Diego rested his forehead against mine. “I wanted you to know.” He pulled me to him and kissed me as if that might erase his memories of the past. He slid his hands under my shirt and pulled it over my head. I couldn’t unbutton his shirt fast enough. I lost track of time. We were arms and legs and lips, fearless and frenzied.

“Is this all right?” he asked as if I wasn’t the one who’d wrestled him out of his black dress pants. “You’ve had a lot to drink.”

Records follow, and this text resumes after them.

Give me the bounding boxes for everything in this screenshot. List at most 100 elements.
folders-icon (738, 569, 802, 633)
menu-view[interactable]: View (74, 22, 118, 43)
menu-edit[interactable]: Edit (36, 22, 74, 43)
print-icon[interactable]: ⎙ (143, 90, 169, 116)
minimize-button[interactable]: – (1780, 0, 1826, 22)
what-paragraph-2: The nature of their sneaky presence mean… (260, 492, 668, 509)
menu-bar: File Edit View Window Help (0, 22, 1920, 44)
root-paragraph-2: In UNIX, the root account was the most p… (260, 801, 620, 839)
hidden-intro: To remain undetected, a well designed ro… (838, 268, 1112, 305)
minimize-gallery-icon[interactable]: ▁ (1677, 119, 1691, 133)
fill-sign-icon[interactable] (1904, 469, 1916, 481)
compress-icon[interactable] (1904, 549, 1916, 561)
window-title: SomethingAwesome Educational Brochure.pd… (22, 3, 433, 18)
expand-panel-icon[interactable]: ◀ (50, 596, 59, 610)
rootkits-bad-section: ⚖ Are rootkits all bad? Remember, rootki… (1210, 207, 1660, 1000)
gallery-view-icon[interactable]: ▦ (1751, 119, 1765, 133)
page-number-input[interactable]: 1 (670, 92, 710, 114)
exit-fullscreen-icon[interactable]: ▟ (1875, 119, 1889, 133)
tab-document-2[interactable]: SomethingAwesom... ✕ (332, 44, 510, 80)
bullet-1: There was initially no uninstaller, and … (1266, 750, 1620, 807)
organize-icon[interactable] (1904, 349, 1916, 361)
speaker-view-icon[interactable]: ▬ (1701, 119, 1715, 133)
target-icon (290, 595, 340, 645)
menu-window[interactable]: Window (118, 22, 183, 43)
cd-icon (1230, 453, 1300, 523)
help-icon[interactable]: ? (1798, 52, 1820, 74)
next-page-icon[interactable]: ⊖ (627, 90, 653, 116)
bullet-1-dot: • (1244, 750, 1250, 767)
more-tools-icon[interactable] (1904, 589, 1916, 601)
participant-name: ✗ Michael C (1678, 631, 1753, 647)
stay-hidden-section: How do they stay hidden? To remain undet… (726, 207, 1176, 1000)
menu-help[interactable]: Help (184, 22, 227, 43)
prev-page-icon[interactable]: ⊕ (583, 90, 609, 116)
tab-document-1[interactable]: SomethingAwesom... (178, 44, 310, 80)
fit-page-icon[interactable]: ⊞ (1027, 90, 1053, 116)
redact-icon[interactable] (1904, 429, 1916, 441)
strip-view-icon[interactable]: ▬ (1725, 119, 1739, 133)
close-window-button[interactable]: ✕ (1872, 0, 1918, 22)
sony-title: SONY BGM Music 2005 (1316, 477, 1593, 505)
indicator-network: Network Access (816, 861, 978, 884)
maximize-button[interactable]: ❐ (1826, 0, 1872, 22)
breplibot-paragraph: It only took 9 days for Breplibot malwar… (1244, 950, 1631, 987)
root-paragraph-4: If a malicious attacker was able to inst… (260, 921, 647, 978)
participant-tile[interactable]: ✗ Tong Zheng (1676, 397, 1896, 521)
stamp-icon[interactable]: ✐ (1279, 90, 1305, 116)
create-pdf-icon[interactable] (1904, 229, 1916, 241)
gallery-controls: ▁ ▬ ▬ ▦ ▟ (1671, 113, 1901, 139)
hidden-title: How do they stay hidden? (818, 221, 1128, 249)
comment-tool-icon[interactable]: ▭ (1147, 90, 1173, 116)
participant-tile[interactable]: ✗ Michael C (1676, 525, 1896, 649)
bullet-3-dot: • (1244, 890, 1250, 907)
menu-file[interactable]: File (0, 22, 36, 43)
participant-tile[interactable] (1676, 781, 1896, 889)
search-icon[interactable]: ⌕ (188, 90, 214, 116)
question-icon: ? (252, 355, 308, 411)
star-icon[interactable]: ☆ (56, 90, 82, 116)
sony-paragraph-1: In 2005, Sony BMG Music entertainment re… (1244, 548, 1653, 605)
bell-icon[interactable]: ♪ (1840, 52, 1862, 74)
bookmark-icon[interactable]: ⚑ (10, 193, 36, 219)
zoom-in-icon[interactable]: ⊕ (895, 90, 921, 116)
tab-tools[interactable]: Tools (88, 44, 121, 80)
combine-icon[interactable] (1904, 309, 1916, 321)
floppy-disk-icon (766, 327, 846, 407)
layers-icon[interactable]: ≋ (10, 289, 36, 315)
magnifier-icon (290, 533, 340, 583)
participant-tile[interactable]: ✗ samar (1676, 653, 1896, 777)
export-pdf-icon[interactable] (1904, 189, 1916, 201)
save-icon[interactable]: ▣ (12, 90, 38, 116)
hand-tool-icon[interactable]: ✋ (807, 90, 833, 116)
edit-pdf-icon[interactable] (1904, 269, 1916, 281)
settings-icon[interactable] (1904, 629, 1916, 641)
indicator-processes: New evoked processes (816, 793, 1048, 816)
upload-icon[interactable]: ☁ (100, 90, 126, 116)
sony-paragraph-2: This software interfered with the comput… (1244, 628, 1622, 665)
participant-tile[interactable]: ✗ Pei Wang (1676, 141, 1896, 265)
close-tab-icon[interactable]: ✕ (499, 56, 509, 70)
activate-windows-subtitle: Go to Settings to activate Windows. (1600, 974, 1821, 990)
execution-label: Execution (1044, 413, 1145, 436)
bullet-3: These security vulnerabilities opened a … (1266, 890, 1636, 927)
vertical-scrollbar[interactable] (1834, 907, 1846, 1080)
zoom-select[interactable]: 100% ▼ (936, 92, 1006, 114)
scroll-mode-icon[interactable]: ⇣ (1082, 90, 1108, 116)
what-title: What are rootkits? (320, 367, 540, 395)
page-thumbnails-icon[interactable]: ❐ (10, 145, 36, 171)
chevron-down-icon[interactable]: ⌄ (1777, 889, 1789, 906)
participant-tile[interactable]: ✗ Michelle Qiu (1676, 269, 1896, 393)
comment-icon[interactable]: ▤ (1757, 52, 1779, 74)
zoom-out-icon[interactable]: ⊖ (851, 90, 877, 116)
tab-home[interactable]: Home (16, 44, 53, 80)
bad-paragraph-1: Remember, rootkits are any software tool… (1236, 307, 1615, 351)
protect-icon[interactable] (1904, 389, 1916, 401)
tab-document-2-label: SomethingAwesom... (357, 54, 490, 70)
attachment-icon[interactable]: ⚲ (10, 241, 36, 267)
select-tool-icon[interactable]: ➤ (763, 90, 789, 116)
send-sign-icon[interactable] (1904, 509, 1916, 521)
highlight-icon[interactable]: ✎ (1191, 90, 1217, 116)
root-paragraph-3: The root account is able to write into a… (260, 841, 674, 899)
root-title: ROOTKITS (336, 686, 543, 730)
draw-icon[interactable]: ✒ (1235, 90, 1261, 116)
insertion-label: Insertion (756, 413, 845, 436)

“It’s good,” I murmured, tipsy but not drunk. “Is it okay for you?” I looked into Diego’s eyes, feeling self-­conscious now. I’d been poked and prodded by aliens, wandered Calypso without a stitch, but standing in front of Diego was the most naked I’d ever felt.

“Better than okay.”

“Have you ever done it with a guy?” I asked. Diego shook his head. “Not even in juvie?”

“It’s not like that,” he said with a chuckle.

“I have . . . with Jesse. And Marcus.”

Diego laughed. “So much for just being friends.”

“We can stop.”

“I don’t want to. Unless you do.”

“I don’t.”

I led Diego to the bed, and we eased under my sheets, letting instinct and hormones take control. I thought it must’ve been midnight because I heard shouting, but I ignored it. Only Diego and I existed.

My bedroom door burst open. “Henry! Henry, you gotta come quick!”

I scrambled to cover Diego and myself with the sheets. “Jesus Christ, Charlie, we’re fucking busy in here!”

Charlie was crying. I didn’t notice that at first because I was freaking out about my brother walking in while Diego and I were naked and about to have sex. But when I did, I knew something was wrong. “Henry, please. It’s Zooey.”